The C# 6 Language Specification (ECMA-334 6th ed.) section 6.2.3 states:
If there is an explicit reference conversion from S to T then there is an explicit reference conversion from S[ ] to IList<T> and its base interfaces...
However, the following doesn't compile for C# 10.x in VS 2022 (17.3.6) for .NET 6.0:
private const int LENGTH = 4;
public class Source { }
public class Target { public static explicit operator Target(Source _) => new Target(); }
static void Main()
{
_ = (Target)new Source(); // Ok
_ = (IList<Target>)new Source[LENGTH]; // Error, can't convert Source[] to IList<Target>
}
The compiler emits:
error CS0030: Cannot convert type 'stack_overflow.Program.Source[]' to 'System.Collections.Generic.IList<stack_overflow.Program.Target>'
CodePudding user response:
The conversion operator is a user-defined conversion, not a reference conversion.

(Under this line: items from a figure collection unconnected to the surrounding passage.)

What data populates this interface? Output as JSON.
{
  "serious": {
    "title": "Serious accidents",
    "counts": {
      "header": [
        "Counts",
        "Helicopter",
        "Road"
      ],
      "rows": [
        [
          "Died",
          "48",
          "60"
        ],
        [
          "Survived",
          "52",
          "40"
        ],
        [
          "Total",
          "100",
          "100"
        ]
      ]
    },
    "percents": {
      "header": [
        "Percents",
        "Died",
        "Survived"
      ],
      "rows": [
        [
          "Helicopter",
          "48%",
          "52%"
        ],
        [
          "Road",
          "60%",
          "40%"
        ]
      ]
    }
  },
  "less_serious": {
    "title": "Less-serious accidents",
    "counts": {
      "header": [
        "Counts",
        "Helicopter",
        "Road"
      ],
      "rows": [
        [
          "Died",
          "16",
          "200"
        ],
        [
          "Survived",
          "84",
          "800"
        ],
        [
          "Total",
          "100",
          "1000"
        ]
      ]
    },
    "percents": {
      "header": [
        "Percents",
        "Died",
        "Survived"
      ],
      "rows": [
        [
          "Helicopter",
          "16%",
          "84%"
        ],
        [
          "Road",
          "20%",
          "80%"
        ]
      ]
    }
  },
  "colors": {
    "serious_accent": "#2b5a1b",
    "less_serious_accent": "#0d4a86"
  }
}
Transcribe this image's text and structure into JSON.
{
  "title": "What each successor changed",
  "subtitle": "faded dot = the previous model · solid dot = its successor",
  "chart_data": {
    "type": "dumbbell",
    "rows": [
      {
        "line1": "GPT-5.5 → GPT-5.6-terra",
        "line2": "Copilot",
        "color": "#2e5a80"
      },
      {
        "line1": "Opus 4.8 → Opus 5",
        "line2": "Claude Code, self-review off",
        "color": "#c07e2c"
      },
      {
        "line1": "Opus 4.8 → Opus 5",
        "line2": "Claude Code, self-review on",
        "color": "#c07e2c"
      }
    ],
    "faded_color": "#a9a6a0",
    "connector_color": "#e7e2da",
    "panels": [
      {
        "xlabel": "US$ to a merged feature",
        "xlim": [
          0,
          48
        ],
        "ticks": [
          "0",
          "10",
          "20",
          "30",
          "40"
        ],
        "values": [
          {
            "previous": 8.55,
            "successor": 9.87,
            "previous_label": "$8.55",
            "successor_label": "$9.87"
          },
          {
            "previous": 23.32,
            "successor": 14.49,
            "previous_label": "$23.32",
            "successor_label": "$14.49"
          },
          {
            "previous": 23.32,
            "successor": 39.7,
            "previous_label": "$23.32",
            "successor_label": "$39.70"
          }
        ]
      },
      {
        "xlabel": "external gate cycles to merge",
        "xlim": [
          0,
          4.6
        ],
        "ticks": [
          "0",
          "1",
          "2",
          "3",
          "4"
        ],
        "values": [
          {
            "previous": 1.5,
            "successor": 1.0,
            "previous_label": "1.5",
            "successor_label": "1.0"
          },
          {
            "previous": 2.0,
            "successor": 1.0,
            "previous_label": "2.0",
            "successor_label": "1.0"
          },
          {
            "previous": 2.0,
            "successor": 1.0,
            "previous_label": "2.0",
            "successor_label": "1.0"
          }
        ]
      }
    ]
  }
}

CodePudding user response:
That's because what you have is an explicit user-defined conversion
operator.
A user-defined explicit conversion from a type S
to a type T
exists if a user-defined explicit conversion exists from a variable of type S
to T
.
For more info about user-defined explicit conversion, check here (§10.5.5).
Reference conversions
on the other hand are conversions between reference types that require run-time checks to ensure that they are correct. Reference conversions are described here (§10.3.5).